ECLI:NL:RBDHA:2020:2090
Rechtbank Den Haag
- Eerste aanleg - enkelvoudig
- Rechtspraak.nl
Machtiging tot voortzetting van de crisismaatregel in het kader van de Wet verplichte geestelijke gezondheidszorg
Op 12 februari 2020 heeft de Rechtbank Den Haag een beschikking gegeven in een zaak betreffende de voortzetting van een crisismaatregel voor een betrokkene, geboren op [geboortedag] te [geboorteplaats]. De officier van justitie had op 10 februari 2020 een verzoek ingediend tot verlenging van de crisismaatregel, die oorspronkelijk op 7 februari 2020 was opgelegd. De betrokkene verblijft in de accommodatie Parnassia en heeft geen bekende woonplaats. Tijdens de mondelinge behandeling op 12 februari 2020 zijn de betrokkene en haar advocaat gehoord, evenals een psychiater. De betrokkene heeft aangegeven geen haldol te willen, maar verder geen bezwaren te hebben tegen de crisismaatregel. De advocaat heeft betoogd dat er geen sprake is van onmiddellijk dreigend ernstig nadeel en heeft verzocht om afwijzing van de machtiging.

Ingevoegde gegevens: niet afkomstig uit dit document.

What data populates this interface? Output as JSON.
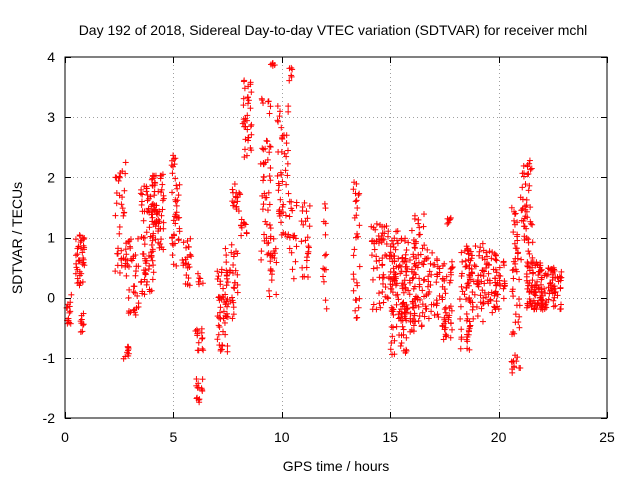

De psychiater heeft echter verklaard dat er wel degelijk sprake is van onmiddellijk dreigend ernstig nadeel, waaronder ernstig lichamelijk letsel en psychische schade. De rechtbank heeft vastgesteld dat de betrokkene zich verzet tegen de zorg zoals genoemd in de crisismaatregel en dat er geen minder bezwarende alternatieven zijn. De rechtbank oordeelt dat de voorgestelde verplichte zorg noodzakelijk is om het nadeel af te wenden en verleent de machtiging tot voortzetting van de crisismaatregel voor de duur van drie weken, tot en met 4 maart 2020. De beschikking is gegeven door mr. D.G.J. Dop, rechter, en is uitgesproken ter openbare zitting.